An approach to a more modern image of God - actually impossible by the nature of things - can give us the idea of God as the starting point, the origin of everything that exists. Then we may perhaps imagine the creator as a gigantic sea of fire, of inconceivable size, which emits radiation uninterruptedly. This radiation of God contains everything, including the laws, which is necessary for the formation, the development and the preservation of everything created.

This dynamic image of God is also inevitably incomplete or even wrong. For God is unsubstantial; thus unformed, movable, not fixed, beyond our ideas of space and time, incomprehensible. HE is everything and carries all creation-law possibilities of the past and the future for all eternity in itself.. No human image, no earthly conception, no essential shape, no spiritual idea can match its living Its distant become true, in which past, present and future is one.

Who was Jesus?

A son of God on earth would be a person in human form, who carries a drop from the divine-beingless sea of fire in himself; a divine spark, in which everything is contained, which also characterizes God himself. Thus, such a light envoy is an embodiment of God's will, that is, a bearer of the divine laws. He is connected with the spirit of truth and inseparable from his father.

Does this necessarily make HE omniscient?

Must Jesus have been omniscient?

Jesus - as part of the living God - lived in the law of God and was all wise.

HE had the great overview of the creation weaving. He experienced the connections according to the law of creation. HE felt spiritual and earthly misbehavior. Everything what ran contrary to earthly and spiritual creation laws HE had to feel as wrong. Not least HE recognized the final effects of wrong approaches, knew where erroneous ways lead to.
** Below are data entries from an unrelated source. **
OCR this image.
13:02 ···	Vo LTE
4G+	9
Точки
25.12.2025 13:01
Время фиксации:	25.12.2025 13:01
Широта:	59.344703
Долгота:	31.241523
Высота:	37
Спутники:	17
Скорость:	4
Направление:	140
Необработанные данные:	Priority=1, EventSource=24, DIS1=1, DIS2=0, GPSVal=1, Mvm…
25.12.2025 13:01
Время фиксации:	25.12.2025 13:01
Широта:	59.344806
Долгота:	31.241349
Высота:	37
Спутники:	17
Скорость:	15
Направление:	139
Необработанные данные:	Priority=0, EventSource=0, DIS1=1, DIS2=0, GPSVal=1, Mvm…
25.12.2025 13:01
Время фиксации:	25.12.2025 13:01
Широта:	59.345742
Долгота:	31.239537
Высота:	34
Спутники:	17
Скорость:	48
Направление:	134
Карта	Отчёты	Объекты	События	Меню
Jesus imparted Wisdom. He built bridges to lead people out of their limited, time-bound understanding to higher insights, up to the true knowledge of God. For this purpose HE had to speak their language - also in the figurative sense - to meet them on their level of understanding. For the Jews of that time, the basis from which Jesus could lead them upwards was the Old Testament.

But I don't think he everything "knew". That he spoke all languages of the world, was familiar with all religions, knew all plants and animals, mastered all crafts, could navigate ships across all seas, had all factual knowledge of his, the present and future time - right and wrong - at hand, etc.

In the past, I would have been threatened with a heresy trial for such statements, and even today some believers will be outraged. I can only ask such to think about it themselves without bias.

Would the truthfulness of Jesus' teaching suffer if Jesus did not know the number pi? How many decimal places of the transcendent Ludolph's number would a God-sent person have had to know? Or would his reputation have suffered if he had not been able to say which scriptural languages Moses knew?

My reverence for a Son of God is not diminished but increased when I believe HE would not be all knowing but all wise!

Because wisdom is more than knowledge! The eternal wisdom stands above the time-bound factual knowledge which nobody can know completely.

Endnotes:
[i] Eratosthenes of Cyrene (276-194 BC) determined the circumference of the earth to be 37,800 km. Today's value is 40,000 km.
[ii] Sadducee questions are questions that are asked to embarrass the questioner. The questioner thinks he already knows the answer. (Such a trick question is noted e.g. Matth. in 22,24-30).
[iii] For ancient people, a son of God was nothing special. All kinds of heroes, for example Heracles, were sons of gods, and an ancient person would have asked, "The son of which of God?" Orthodox Jews also saw themselves as "children of God". It was not until Christianity that sonship with God became an important theological concept.